10.4093/dmj.2015.39.4.335
- Author:
Hae Kyung YANG
1
;
Borami KANG
;
Seung Hwan LEE
;
Hun Sung KIM
;
Kun Ho YOON
;
Bong Yun CHA
;
Jae Hyoung CHO
Author Information
1. Divison of Endocrinology and Metabolism, Department of Internal Medicine, Seoul St. Mary's Hospital, College of Medicine, The Catholic University of Korea, Seoul, Korea. drhopper@catholic.ac.kr
- Publication Type:Original Article
- Keywords:
Dipeptidyl-peptidase 4 inhibitors;
Glucagon;
Glucose tolerance test;
Insulin;
Korea
- MeSH:
Blood Glucose;
Body Mass Index;
Diabetes Mellitus, Type 2*;
Dipeptidyl-Peptidase IV Inhibitors;
Glucagon*;
Glucose Tolerance Test;
Hemoglobin A, Glycosylated;
Humans;
Insulin Resistance;
Insulin*;
Korea;
Plasma;
Sitagliptin Phosphate
- From:Diabetes & Metabolism Journal
2015;39(4):335-341
- CountryRepublic of Korea
- Language:English
-
Abstract:
BACKGROUND: This study aimed to evaluate the effect of sitagliptin, an oral dipeptidyl peptidase-4 inhibitor, on insulin secretion and glucagon suppression in Korean subjects with type 2 diabetes mellitus.

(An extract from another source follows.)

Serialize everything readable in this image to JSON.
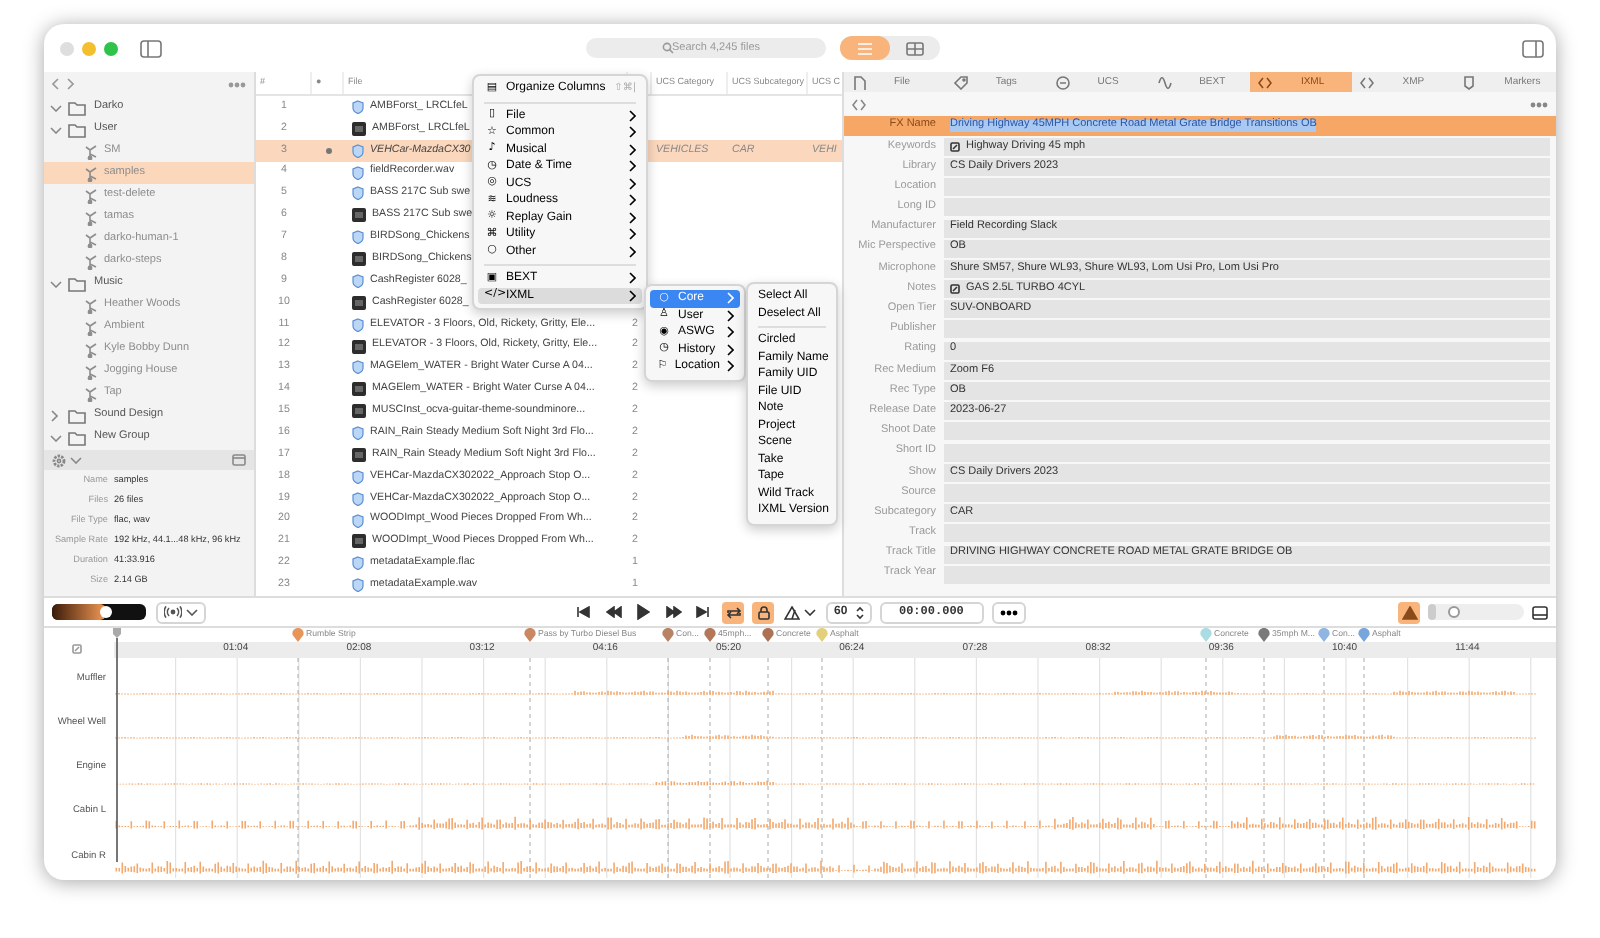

METHODS: Twenty-four subjects underwent a 75-g oral glucose tolerance test (OGTT) before and after 6 months of sitagliptin treatment. Sitagliptin, insulin, and sulfonylurea were withdrawn for 3 days before OGTT to eliminate any acute effects on beta-cell insulin or alpha-cell glucagon secretion. Venous samples were drawn five times during each OGTT to measure plasma glucose, insulin, and glucagon. Indices on insulin secretion and resistance were calculated. RESULTS: Early phase insulin secretion, measured by the insulinogenic index significantly increased after 6 months of sitagliptin treatment, especially in the higher baseline body mass index group and higher baseline glycosylated hemoglobin (HbA1c) group. There were no significant differences in the insulin resistance indices before and after sitagliptin treatment. Although no significant differences were observed in the absolute levels of glucagon and the glucagon-to-insulin ratio, there was a significant reduction in the percentile change of glucagon-to-insulin ratio at 30- and 120-minute during the OGTT. CONCLUSION: Although the HbA1c level did not decrease significantly after 6 months of sitagliptin treatment, an increase in insulin secretion and reduction in early phase postprandial plasma glucagon-to-insulin ratio excursion was confirmed in Korean subjects with type 2 diabetes.